Peygamberin adını duyup da elini göğsüne götürerek salâvat getirmeyenimiz hemen hemen yoktur.
İnsanımızın çoğunun adı, Muhammed, Mehmed, Mahmud, Mustafa’dır.
Peygamberi temsil eden gülü, sevmiş, Gül, Güllü, Güldane, Ayşegül, Güleser, Gülseren olarak kızlarımıza ad olarak vermişiz.
Fatih, elinden gülü eksik etmemiştir.
Yunus :”Gül, Muhammed teridir” demiştir.
Yavuz Sultan Selim, “Hakim’ül-Harameyn “ diye hutbe okunmasına müsaade etmemiş, “Hâdim’ül –Harameyn” okutmuştur.
Sakal-ı Şerifin her yerde gezdirilip, saygı görmesi, “Seyyid” olduğunu iddia edenlerin çokluğu, Mevlidin beş asırdan bu yana zevkle dinlenip okunması, hep O’nun sevgisindendir. İnsanımız O’na âşık, dünya O’na hayrandır.
Hz. Enes şöyle nakletmiştir :
Bir adam Rasûlüllah’a gelerek, “Ey Allah’ın Elçisi, kıyamet ne zaman ?” diye sordu. Efendimiz : ” Kıyamet için ne hazırlığın var ?” buyurdu. Adam : ”Ya Rasûlüllah ! Farz namazlardan, oruçlardan, sadakalardan başka yaptığım fazla bir nafile ibadetim yoktur. Fakat Allah ve Rasûlünü çok severim.”deyince , Rasûlüllah “Sen sevdiklerinle berabersin” buyurdu.(Tac. V, 73)
Bir arkadaşımız Almanya’da çocuğuna babasının adı “İsa” olduğu için İsa adını vermiş. Hastanede doktorlar, hemşireler, ilgi göstermiş ve hediyeler sunmuşlardır.
Bizde çocuğuna Muhammed veya O’nun yerini tutan isimler koyana “Başka ad bulamadın mı?” diyenler oluyor. Ne talihsizliktir.
Mevlâna, Yunus haftası ayıranlar, Peygamberi unutuyor.Peygamber aşkını çıkarın, ne Mevlâna kalır ne de Yunus. Bu Peygamberi unut- turma yoludur.

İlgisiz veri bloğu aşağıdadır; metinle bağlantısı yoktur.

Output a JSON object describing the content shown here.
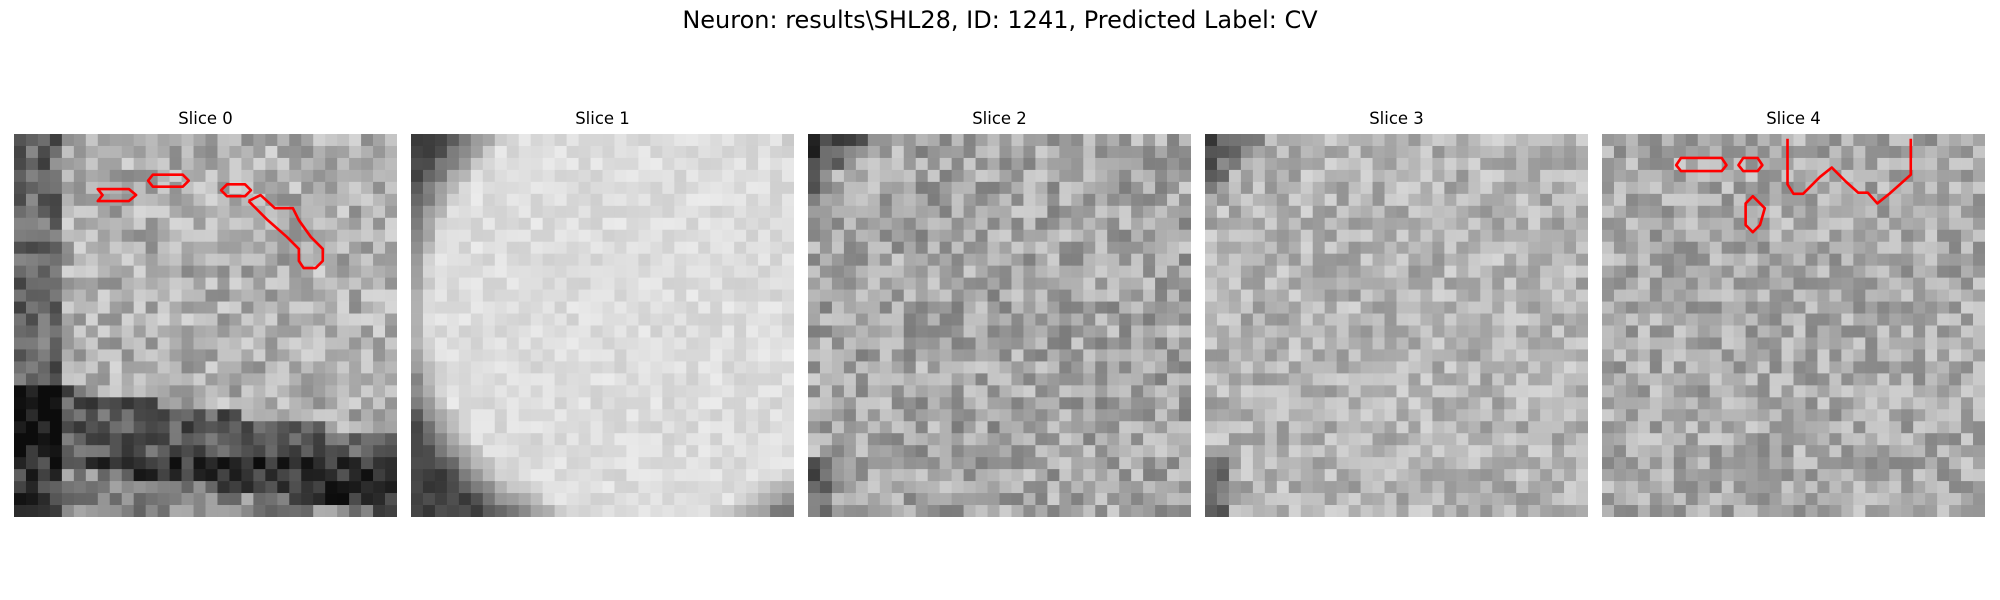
{
  "figure": {
    "title": "Neuron: results\\SHL28, ID: 1241, Predicted Label: CV"
  },
  "panels": [
    {
      "title": "Slice 0",
      "seed": 11,
      "base": 175,
      "contrast": 40,
      "feature": "dark-band"
    },
    {
      "title": "Slice 1",
      "seed": 23,
      "base": 215,
      "contrast": 14,
      "feature": "bright-disc"
    },
    {
      "title": "Slice 2",
      "seed": 37,
      "base": 165,
      "contrast": 42,
      "feature": "dark-corner"
    },
    {
      "title": "Slice 3",
      "seed": 51,
      "base": 180,
      "contrast": 34,
      "feature": "dark-corner"
    },
    {
      "title": "Slice 4",
      "seed": 67,
      "base": 170,
      "contrast": 38,
      "feature": "plain"
    }
  ],
  "style": {
    "contour_color": "#ff0000",
    "colormap": "gray"
  }
}
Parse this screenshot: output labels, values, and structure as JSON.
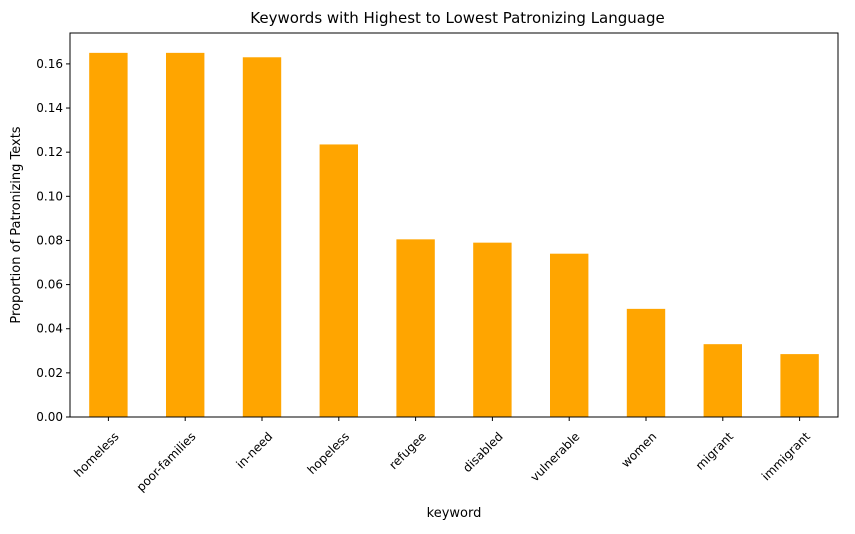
{
  "chart_data": {
    "type": "bar",
    "title": "Keywords with Highest to Lowest Patronizing Language",
    "xlabel": "keyword",
    "ylabel": "Proportion of Patronizing Texts",
    "categories": [
      "homeless",
      "poor-families",
      "in-need",
      "hopeless",
      "refugee",
      "disabled",
      "vulnerable",
      "women",
      "migrant",
      "immigrant"
    ],
    "values": [
      0.165,
      0.165,
      0.163,
      0.1235,
      0.0805,
      0.079,
      0.074,
      0.049,
      0.033,
      0.0285
    ],
    "ylim": [
      0,
      0.174
    ],
    "yticks": [
      "0.00",
      "0.02",
      "0.04",
      "0.06",
      "0.08",
      "0.10",
      "0.12",
      "0.14",
      "0.16"
    ],
    "bar_color": "#FFA500",
    "grid": false,
    "legend": false
  }
}
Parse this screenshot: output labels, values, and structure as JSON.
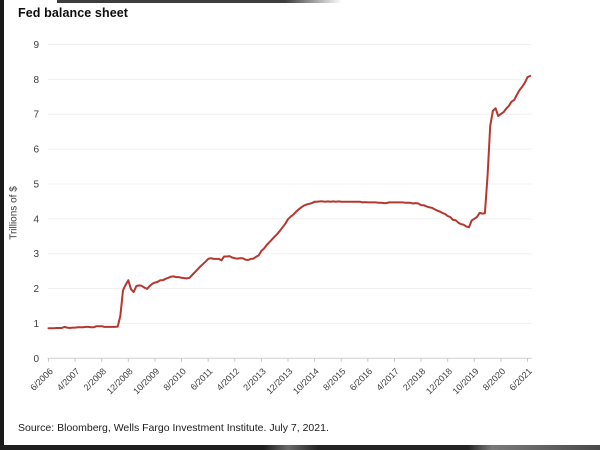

Kur’an’da ,Peygamberi sevemeyen ahirette ellerini çırparak, “Keşke Peygamber ile birlikte yol alsaydım.Eyvah falanı dost edinmeseydim” diye pişman olacağı haber veriliyor. (Furkan :27-28)
Allah Rasûlü, dünyada en çok sevilen insandır. Kimse O’nun gibi sevilmemiştir.Niceleri unutulmuş gitmiş, ama O, halâ gündemdedir, gönüllerdedir.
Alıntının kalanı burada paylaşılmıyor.